Contact rate | The probability of 2 sympatric individuals contacting each other; also known as the total contact rate | In combination with the risk of infection, determines how effectively a disease will be transmitted in a population | Interventions such as school closure and quarantine reduce contact rates. | Population |

Risk of infection | The probability of an infection being transferred to a naive individual; also known as the infectivity or the secondary attack rate | In combination with the contact rate, determines how effectively a disease will be transmitted in a population | Interventions such as hand washing and using face mask reduce infectivity. | Strain × host |

Virulence | The pathogenicity of a disease | Critical to determining the severity of a disease epidemic (e.g., loss of life) | Reducing virulence via use of antivirals lessens disease impact. | Strain × host |

Basic reproductive number | Emergent property of disease models; may be a consequence of all previously listed parameters (and others not listed) depending on the specific model | Broad comparisons of models being used by different modeling groups; if larger than unity, indicates a disease is spreading | Real-time estimation provides current impetus of epidemic. In limited circumstances (depending on accuracy), might be of useful in predicting overall attack rates. | Model × population × strain × host |

The basic reproductive ratio is a complicated property of an epidemic specific to the underlying model used to estimate it, the population being studied (in terms of contact patterns and demography), the host, the pathogen, and often the specific strain of the pathogen. Thus, although *R*_{0} is an intuitive property of an epidemic, it is not especially useful in determining potential utility of control measures. However, when considered as part of a collection of estimated epidemic characteristics, *R*_{0} may be useful in making public health decisions.
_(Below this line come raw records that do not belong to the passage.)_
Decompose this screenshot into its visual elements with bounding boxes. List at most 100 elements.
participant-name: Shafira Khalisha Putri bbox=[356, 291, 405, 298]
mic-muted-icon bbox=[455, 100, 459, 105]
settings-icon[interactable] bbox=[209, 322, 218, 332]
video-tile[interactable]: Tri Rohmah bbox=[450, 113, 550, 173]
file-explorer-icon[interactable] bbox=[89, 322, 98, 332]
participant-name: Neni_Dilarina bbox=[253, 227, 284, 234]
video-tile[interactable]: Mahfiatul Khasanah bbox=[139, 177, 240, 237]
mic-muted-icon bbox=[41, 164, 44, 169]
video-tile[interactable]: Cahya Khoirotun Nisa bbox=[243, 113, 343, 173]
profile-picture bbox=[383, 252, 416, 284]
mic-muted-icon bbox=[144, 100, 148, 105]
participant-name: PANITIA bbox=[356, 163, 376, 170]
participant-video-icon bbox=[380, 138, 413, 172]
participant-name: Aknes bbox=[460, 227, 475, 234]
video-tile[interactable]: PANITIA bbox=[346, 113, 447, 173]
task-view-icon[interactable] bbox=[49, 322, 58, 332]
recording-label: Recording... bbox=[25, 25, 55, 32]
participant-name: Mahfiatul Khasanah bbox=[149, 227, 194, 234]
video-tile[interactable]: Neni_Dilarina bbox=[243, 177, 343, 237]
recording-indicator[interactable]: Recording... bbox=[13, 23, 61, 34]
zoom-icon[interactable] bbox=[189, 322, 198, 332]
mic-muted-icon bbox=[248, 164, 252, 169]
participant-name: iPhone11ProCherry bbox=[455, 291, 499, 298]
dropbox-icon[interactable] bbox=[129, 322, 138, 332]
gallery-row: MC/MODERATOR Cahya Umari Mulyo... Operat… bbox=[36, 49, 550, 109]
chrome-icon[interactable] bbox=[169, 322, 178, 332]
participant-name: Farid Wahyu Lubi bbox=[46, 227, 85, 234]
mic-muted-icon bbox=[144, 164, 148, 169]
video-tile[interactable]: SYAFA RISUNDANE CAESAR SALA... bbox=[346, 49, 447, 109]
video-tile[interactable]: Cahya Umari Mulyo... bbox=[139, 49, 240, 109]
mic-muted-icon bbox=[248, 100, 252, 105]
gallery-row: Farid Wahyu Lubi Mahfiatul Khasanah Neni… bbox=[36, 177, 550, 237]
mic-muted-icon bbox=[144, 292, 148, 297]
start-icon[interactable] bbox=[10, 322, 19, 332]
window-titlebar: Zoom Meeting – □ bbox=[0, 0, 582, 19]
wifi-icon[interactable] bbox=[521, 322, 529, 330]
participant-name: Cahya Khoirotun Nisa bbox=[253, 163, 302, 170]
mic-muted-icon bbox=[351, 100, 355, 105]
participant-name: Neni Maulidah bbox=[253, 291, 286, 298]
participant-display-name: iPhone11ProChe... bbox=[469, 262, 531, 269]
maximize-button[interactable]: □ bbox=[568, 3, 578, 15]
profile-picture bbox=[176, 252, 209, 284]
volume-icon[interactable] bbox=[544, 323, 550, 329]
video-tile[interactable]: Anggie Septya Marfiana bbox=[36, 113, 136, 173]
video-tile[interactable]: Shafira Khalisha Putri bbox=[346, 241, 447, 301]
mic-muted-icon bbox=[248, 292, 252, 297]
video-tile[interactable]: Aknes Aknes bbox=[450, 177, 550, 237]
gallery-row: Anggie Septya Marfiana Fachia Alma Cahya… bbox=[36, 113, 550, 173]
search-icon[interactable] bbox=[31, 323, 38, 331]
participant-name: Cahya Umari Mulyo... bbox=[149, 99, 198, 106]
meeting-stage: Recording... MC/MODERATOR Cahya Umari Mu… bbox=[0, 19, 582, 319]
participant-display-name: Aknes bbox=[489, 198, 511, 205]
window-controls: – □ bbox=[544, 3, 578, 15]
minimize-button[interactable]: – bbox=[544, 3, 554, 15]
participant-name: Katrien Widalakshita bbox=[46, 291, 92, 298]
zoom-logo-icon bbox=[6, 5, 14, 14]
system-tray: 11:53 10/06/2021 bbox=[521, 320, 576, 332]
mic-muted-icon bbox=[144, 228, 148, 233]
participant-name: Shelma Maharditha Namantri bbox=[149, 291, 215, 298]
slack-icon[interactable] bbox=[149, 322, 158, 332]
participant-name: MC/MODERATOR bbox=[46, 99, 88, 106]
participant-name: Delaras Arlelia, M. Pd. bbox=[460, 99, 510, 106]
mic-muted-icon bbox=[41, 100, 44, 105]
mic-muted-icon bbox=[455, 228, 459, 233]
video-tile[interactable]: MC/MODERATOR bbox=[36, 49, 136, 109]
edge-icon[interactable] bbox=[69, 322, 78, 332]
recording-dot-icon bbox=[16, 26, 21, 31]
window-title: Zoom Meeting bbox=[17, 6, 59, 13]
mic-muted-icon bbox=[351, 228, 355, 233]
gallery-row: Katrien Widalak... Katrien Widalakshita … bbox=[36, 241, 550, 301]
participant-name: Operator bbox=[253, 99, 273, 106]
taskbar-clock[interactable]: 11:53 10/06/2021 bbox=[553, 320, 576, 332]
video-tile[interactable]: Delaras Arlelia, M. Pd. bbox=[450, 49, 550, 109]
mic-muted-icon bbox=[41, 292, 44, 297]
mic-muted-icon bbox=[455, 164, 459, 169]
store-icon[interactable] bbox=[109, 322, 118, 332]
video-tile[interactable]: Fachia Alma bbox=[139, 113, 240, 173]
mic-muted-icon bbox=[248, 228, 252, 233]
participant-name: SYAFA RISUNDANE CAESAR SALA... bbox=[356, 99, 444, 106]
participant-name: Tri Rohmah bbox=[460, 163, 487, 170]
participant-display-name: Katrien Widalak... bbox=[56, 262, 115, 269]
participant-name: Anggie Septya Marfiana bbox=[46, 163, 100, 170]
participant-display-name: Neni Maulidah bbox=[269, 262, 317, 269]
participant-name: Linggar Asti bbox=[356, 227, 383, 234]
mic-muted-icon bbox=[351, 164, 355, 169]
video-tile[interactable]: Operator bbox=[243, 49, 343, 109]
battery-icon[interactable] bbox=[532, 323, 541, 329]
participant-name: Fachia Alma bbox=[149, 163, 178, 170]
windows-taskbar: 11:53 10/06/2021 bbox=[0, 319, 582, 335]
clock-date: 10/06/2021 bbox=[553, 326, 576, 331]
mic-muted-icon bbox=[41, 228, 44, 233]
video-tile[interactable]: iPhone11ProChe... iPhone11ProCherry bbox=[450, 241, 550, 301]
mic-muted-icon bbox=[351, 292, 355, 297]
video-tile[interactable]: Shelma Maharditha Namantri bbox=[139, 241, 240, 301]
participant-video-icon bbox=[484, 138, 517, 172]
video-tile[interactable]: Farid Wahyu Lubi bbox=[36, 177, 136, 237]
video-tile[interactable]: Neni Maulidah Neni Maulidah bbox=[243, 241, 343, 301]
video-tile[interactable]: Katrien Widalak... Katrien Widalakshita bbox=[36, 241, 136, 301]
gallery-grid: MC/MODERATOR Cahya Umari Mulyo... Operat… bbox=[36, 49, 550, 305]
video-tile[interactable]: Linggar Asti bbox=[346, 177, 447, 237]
Although infectious disease modelers appreciate the issues discussed in this article, those who apply the results of mathematical models during public health responses may not have a thorough understanding of such issues. If estimates of *R*_{0} are to be used in determining public health responses, the limitations of such estimates need to be clearly communicated to policymakers. Beyond those dedicated to calculating *R*_{0}, resources must also be devoted to estimating other epidemic parameters such as transmission rates, infectious periods, or latent periods that have more relevance to the public health response to infectious disease outbreaks, including influenza pandemics. The analysis of Tuite et al.^{5} serves as a paradigm of effective analysis of 2009 H1N1 data by highlighting a variety of transmission parameters in addition to *R*_{0}. Further population-based evidence on how the basic reproductive number relates to disease dynamics holds great promise for optimizing public health interventions for the study population.

## Acknowledgments

B. Ridenhour is funded through the Eck Institute for Global Health at the University of Notre Dame and through a contract from the Centers for Disease Control and Prevention via the Intergovernmental Personnel Act. J. M. Kowalik is funded by the University of Notre Dame. D. K. Shay is funded by the Centers for Disease Control and Prevention.

We would like to thank our colleagues at Notre Dame and the Centers for Disease Control and Prevention, and the anonymous reviewers, all of whom improved this study with their useful comments and suggestions.

## Human Participant Protection

Human participant protection was not required because this research did not involve human participants.